Member News, News

New York, New York: Formerly Defaulted Loan Refinances; Office Loan Defeases; Downtown Office on the Block

April data show that the $133 million Three Borough Pool paid off with a small loss. A Wall Street Journal article and a Barclay’s note also alerted us to the refinancing of the previously delinquent loan backed by 42 multifamily buildings across Manhattan, Brooklyn and The Bronx. New York Attorney General Eric Schneiderman and the owners of the pool, Normandy Real Estate and Westbrook Partners, came to a settlement which allowed the refinancing to be finalized.

The loan had been delinquent since 2011 when conversions to market rent were slower than anticipated. An appraisal from early 2013 pegged the pool at $185.9 million, actually up from its securitization value of $158.4 million.

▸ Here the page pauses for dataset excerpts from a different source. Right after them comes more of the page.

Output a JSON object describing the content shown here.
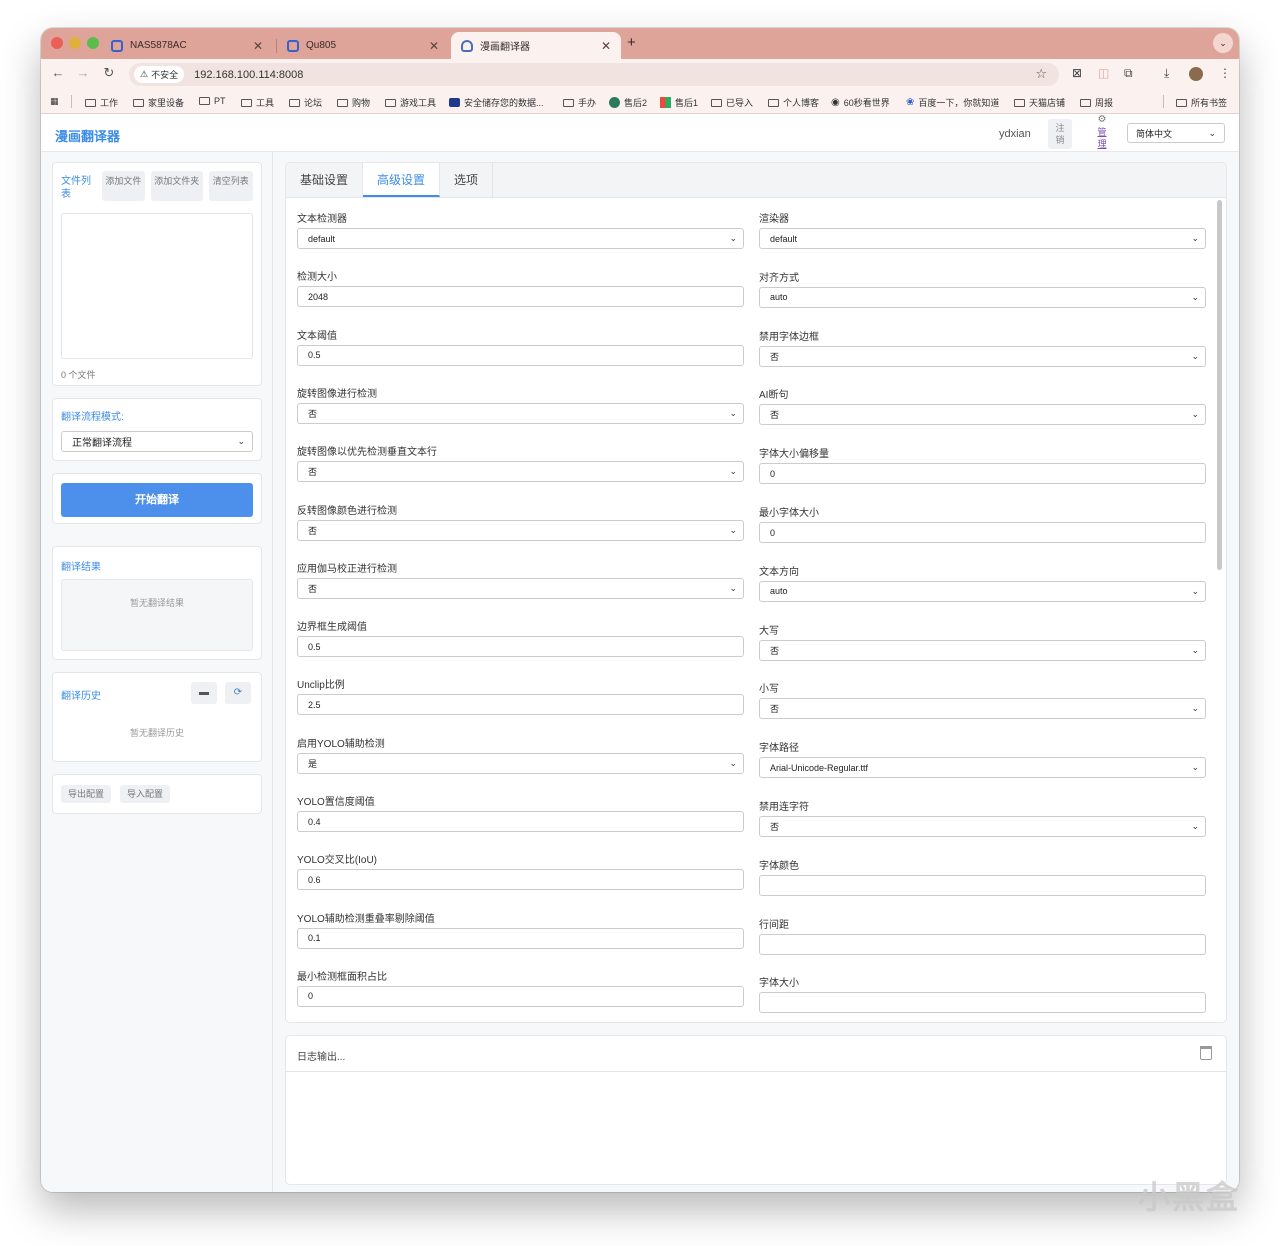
{
  "browser": {
    "tabs": [
      {
        "title": "NAS5878AC"
      },
      {
        "title": "Qu805"
      },
      {
        "title": "漫画翻译器"
      }
    ],
    "new_tab": "+",
    "url": "192.168.100.114:8008",
    "security_label": "不安全",
    "bookmarks": [
      "工作",
      "家里设备",
      "PT",
      "工具",
      "论坛",
      "购物",
      "游戏工具",
      "安全储存您的数据...",
      "手办",
      "售后2",
      "售后1",
      "已导入",
      "个人博客",
      "60秒看世界",
      "百度一下，你就知道",
      "天猫店铺",
      "周报",
      "所有书签"
    ]
  },
  "app": {
    "title": "漫画翻译器",
    "username": "ydxian",
    "logout": "注销",
    "admin": "管理",
    "language": "简体中文"
  },
  "sidebar": {
    "file_list_title": "文件列表",
    "add_file": "添加文件",
    "add_folder": "添加文件夹",
    "clear_list": "清空列表",
    "file_count": "0 个文件",
    "workflow_label": "翻译流程模式:",
    "workflow_value": "正常翻译流程",
    "start_button": "开始翻译",
    "results_title": "翻译结果",
    "results_empty": "暂无翻译结果",
    "history_title": "翻译历史",
    "history_empty": "暂无翻译历史",
    "export_config": "导出配置",
    "import_config": "导入配置"
  },
  "settings": {
    "tabs": [
      "基础设置",
      "高级设置",
      "选项"
    ],
    "active_tab": "高级设置",
    "left_fields": [
      {
        "label": "文本检测器",
        "value": "default",
        "type": "select"
      },
      {
        "label": "检测大小",
        "value": "2048",
        "type": "input"
      },
      {
        "label": "文本阈值",
        "value": "0.5",
        "type": "input"
      },
      {
        "label": "旋转图像进行检测",
        "value": "否",
        "type": "select"
      },
      {
        "label": "旋转图像以优先检测垂直文本行",
        "value": "否",
        "type": "select"
      },
      {
        "label": "反转图像颜色进行检测",
        "value": "否",
        "type": "select"
      },
      {
        "label": "应用伽马校正进行检测",
        "value": "否",
        "type": "select"
      },
      {
        "label": "边界框生成阈值",
        "value": "0.5",
        "type": "input"
      },
      {
        "label": "Unclip比例",
        "value": "2.5",
        "type": "input"
      },
      {
        "label": "启用YOLO辅助检测",
        "value": "是",
        "type": "select"
      },
      {
        "label": "YOLO置信度阈值",
        "value": "0.4",
        "type": "input"
      },
      {
        "label": "YOLO交叉比(IoU)",
        "value": "0.6",
        "type": "input"
      },
      {
        "label": "YOLO辅助检测重叠率剔除阈值",
        "value": "0.1",
        "type": "input"
      },
      {
        "label": "最小检测框面积占比",
        "value": "0",
        "type": "input"
      }
    ],
    "right_fields": [
      {
        "label": "渲染器",
        "value": "default",
        "type": "select"
      },
      {
        "label": "对齐方式",
        "value": "auto",
        "type": "select"
      },
      {
        "label": "禁用字体边框",
        "value": "否",
        "type": "select"
      },
      {
        "label": "AI断句",
        "value": "否",
        "type": "select"
      },
      {
        "label": "字体大小偏移量",
        "value": "0",
        "type": "input"
      },
      {
        "label": "最小字体大小",
        "value": "0",
        "type": "input"
      },
      {
        "label": "文本方向",
        "value": "auto",
        "type": "select"
      },
      {
        "label": "大写",
        "value": "否",
        "type": "select"
      },
      {
        "label": "小写",
        "value": "否",
        "type": "select"
      },
      {
        "label": "字体路径",
        "value": "Arial-Unicode-Regular.ttf",
        "type": "select"
      },
      {
        "label": "禁用连字符",
        "value": "否",
        "type": "select"
      },
      {
        "label": "字体颜色",
        "value": "",
        "type": "input"
      },
      {
        "label": "行间距",
        "value": "",
        "type": "input"
      },
      {
        "label": "字体大小",
        "value": "",
        "type": "input"
      }
    ]
  },
  "log": {
    "title": "日志输出..."
  },
  "watermark": "小黑盒",
  "colors": {
    "accent": "#3d8ce8",
    "primary_button": "#4c90eb",
    "tabstrip": "#dea49a"
  }
}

April remittance data show a loss of $0.8 million on the loan after paying back servicer advances and interest shortfalls. Three Borough Pool had backed 5% of WBCMT 2007-C33 and 27% of the multifamily directed A-1A tranche which was paid down by that amount this month.

Normandy Real Estate Partners is making another move in Manhattan according to a Credit Suisse note. Normandy is reportedly looking to buy 65 Broadway on behalf of an Asian buyer. The 342,278 square foot building in downtown Manhattan backs a $66.5 million loan that accounts for 7% of CSFB 2005-C2. Apparently the building was put up for sale in December with an estimated sale price between $120 million and $137 million according to the CS piece. The 2005 loan is due to mature in February of next year and is locked out until this coming November.

Separately, another large New York City loan refinancing will lead to a defeasance, in this case for the $193.8 million 909 Third Avenue loan. According to a report in CRE Direct, Vornado has borrowed $350 million on the midtown office building. Through the first three quarters of 2013, the 1.3 million square foot office was 99% occupied and generated $13.9 million in NOI ($18.5 annualized). The loan had collateralized 19% of LBUBS 2005-C2 and was due to mature in April of next year. The note is locked out for another six months.